Tanaman hias berpotensi menjadi komoditas primadona. Pangkalnya, pertumbuhan ekspornya mencapai 96,79% pada 2021 dibandingkan tahun sebelumnya. Volume ekspor juga tumbuh 62,31%.
Ada beberapa negara utama tujuan ekspor taman hias Indonesia, seperti Jepang, disusul Singapura, Belanda, Amerika, China, Korea Selatan, Malaysia, dan Kanada. Adapun jenis ekspor tanaman Indonesia pada 2021, berdasarkan data Badan Karantina Pertanian Kementerian Pertanian (Barantan Kementan), didominasi beragam jenis benih hortikultura, baik dalam bentuk biji maupun tanaman hias, senilai Rp80 miliar.
"Jenis tanaman hias yang laris di mancanegara, terutama tujuan utama Amerika Serikat, Kanada, Belanda, Korea Selatan, Jepang, dan Australia, itu jenis tanaman krisan, Saintpaulia, Uphorbia, Lilium, Philodendron, dan Lomandra," kata Kasub Koordinator Benih Ekspor dan Antar Area Pusat Karantina Tumbuhan dan KHN Barantan, Aulia Nusantara, dalam webinar Alinea Forum bertajuk "Peluang Besar Ekspor Tanaman Hias", Jumat (30/9).
Afrika dan Timur Tengah mulai membuka pasar ekspor tanaman hias asal Indonesia. Dengan demikian, menjadi peluang bagi eksportir untuk memperluas pangsa pasar.
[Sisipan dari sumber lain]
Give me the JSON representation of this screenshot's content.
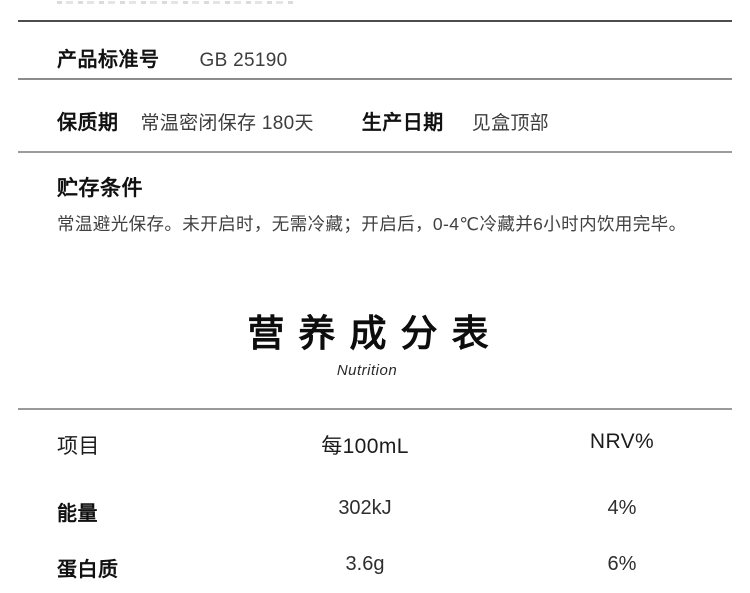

Semakin tingginya minat negara tujuan ekspor tanaman hias terhadap tanaman Indonesia, membuat kewaspadaan atas persyaratan fitosanitari meningkat. Fitosanitari adalah serangkaian proses tindakan karantina tumbuhan yang dilakukan sebelum diekspor ke negara lain.
Karenanya, ekspor tanaman hias memberikan tambahan devisa bagi negara sekaligus juga menjadi tantangan bagi Barantan. Sebab, Barantan menjadi pintu utama saat produk impor masuk dan pintu terakhir ketika akan mengekspor tumbuhan dan hewan. Tanggung jawab Barantan kian besar seiring dengan adanya Program Gerakan Tiga Kali Lipat Ekspor (Gratieks) Kementan.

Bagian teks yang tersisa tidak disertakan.